Le jeu vidéo est un des rares domaines où la durée de vie des productions a augmenté. La commande en 1997 était relativement simple : « On développe un petit jeu pour un public cible et on passe à autre chose », dit M. Cardin. « À l’époque, quand le jeu était fini, tout le monde partait en vacances, se rappelle M. Duchaine. For Honor, ça fait quatre mois que c’est sorti et on est plus d’une centaine de personnes qui y travaillent encore. » Des émissions hebdomadaires sur Twitch sont diffusées pour satisfaire les milliers de joueurs qui veulent explorer à fond ces univers. Des mises à jour régulières sont poussées pour corriger des bogues découverts par des joueurs. Et il faut gérer ce qui était encore embryonnaire il y a deux décennies, la communauté des joueurs en ligne, leur offrir de nouveaux tableaux, de nouvelles armes.

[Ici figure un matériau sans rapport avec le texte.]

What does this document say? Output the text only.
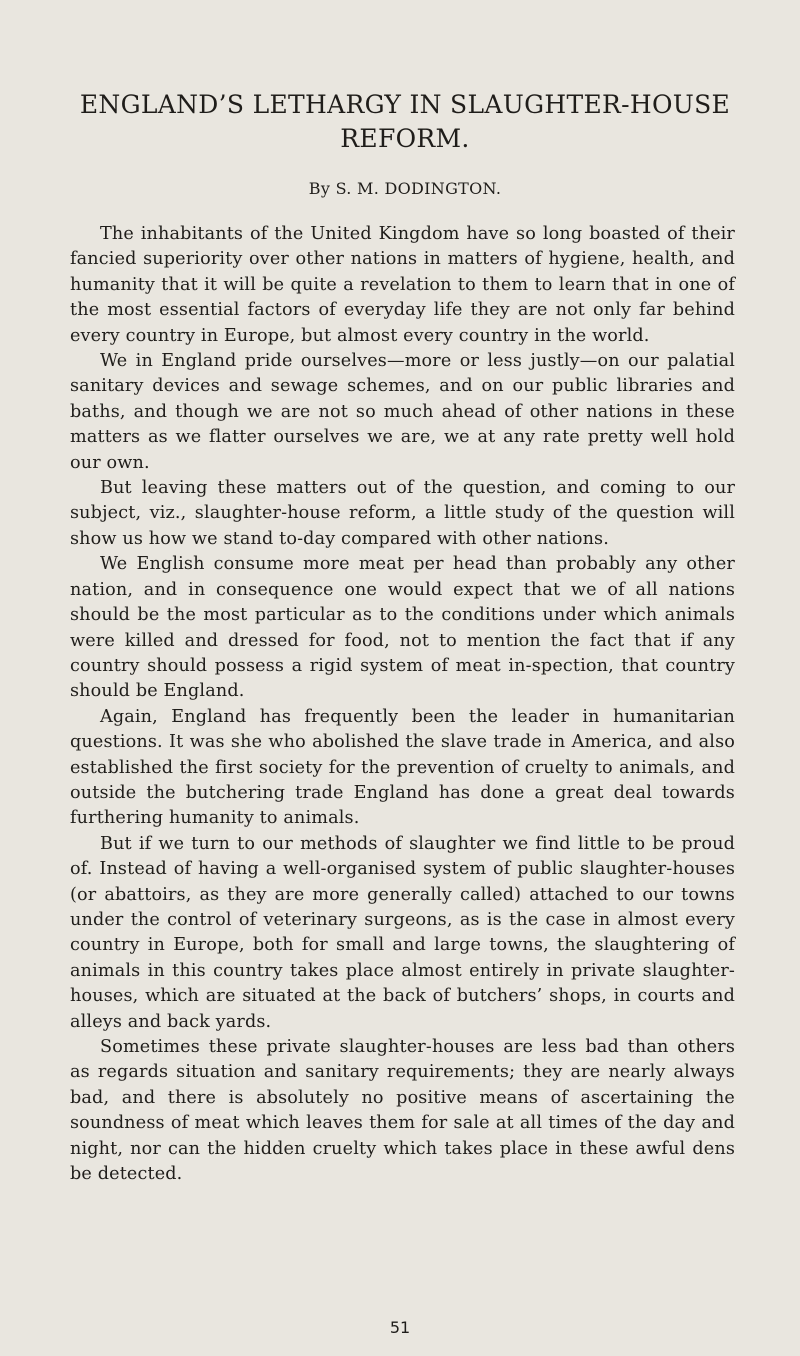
ENGLAND’S LETHARGY IN SLAUGHTER-HOUSE REFORM.
By S. M. DODINGTON.

The inhabitants of the United Kingdom have so long boasted of their fancied superiority over other nations in matters of hygiene, health, and humanity that it will be quite a revelation to them to learn that in one of the most essential factors of everyday life they are not only far behind every country in Europe, but almost every country in the world.

We in England pride ourselves—more or less justly—on our palatial sanitary devices and sewage schemes, and on our public libraries and baths, and though we are not so much ahead of other nations in these matters as we flatter ourselves we are, we at any rate pretty well hold our own.

But leaving these matters out of the question, and coming to our subject, viz., slaughter-house reform, a little study of the question will show us how we stand to-day compared with other nations.

We English consume more meat per head than probably any other nation, and in consequence one would expect that we of all nations should be the most particular as to the conditions under which animals were killed and dressed for food, not to mention the fact that if any country should possess a rigid system of meat in-spection, that country should be England.

Again, England has frequently been the leader in humanitarian questions. It was she who abolished the slave trade in America, and also established the first society for the prevention of cruelty to animals, and outside the butchering trade England has done a great deal towards furthering humanity to animals.

But if we turn to our methods of slaughter we find little to be proud of. Instead of having a well-organised system of public slaughter-houses (or abattoirs, as they are more generally called) attached to our towns under the control of veterinary surgeons, as is the case in almost every country in Europe, both for small and large towns, the slaughtering of animals in this country takes place almost entirely in private slaughter-houses, which are situated at the back of butchers’ shops, in courts and alleys and back yards.

Sometimes these private slaughter-houses are less bad than others as regards situation and sanitary requirements; they are nearly always bad, and there is absolutely no positive means of ascertaining the soundness of meat which leaves them for sale at all times of the day and night, nor can the hidden cruelty which takes place in these awful dens be detected.

51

Du théâtre à la quasi-réalité

Le cheminement professionnel du directeur artistique Raphaël Lacoste (Prince of Persia, Assassin’s Creed) résume à sa façon la métamorphose des jeux vidéo. Lui qui a touché au théâtre et aux effets spéciaux a vu la même dynamique s’appliquer dans son studio. « Auparavant, on n’était pas dans la recherche du réalisme pur, ça s’apparentait plutôt au monde du théâtre. On décidait du décor, on concevait les graphiques dans lesquels le joueur évoluait dans un corridor. » Aujourd’hui, notamment grâce à la puissance croissante des consoles, l’expression consacrée est le « monde ouvert ». À partir d’éléments de base, on génère automatiquement un environnement complexe avec une richesse qu’il aurait été impensable d’obtenir à la main. « Avec une cinquantaine de modules [« assets »], on a pu couvrir 250 kmdans Assassin’s Creed Black Flag », précise-t-il. 

Joueur vs agent

Les personnages de jeux vidéo sont depuis belle lurette considérés comme des exemples d’intelligence artificielle (des « agents intelligents »), et ils l’étaient déjà il y a 20 ans. La grande nouveauté, c’est l’apprentissage profond. « Au lieu d’un comportement scripté, on laisse maintenant l’agent intelligent découvrir son environnement », explique Yves Jacquière, directeur du département de recherche et développement d’Ubisoft Montréal, baptisé La forge. Les résultats à l’écran sont fascinants : une voiture autonome qui apprend à suivre un trajet, un guerrier de For Honor qui va inventer de nouvelles façons de se battre pour trouver les failles du jeu, un personnage qui apprend seul à descendre une pente, se penche quand le plafond est bas. « Très bientôt », assure M. Jacquière, les joueurs pourront se frotter à des intelligences artificielles qui se comporteront comme des humains.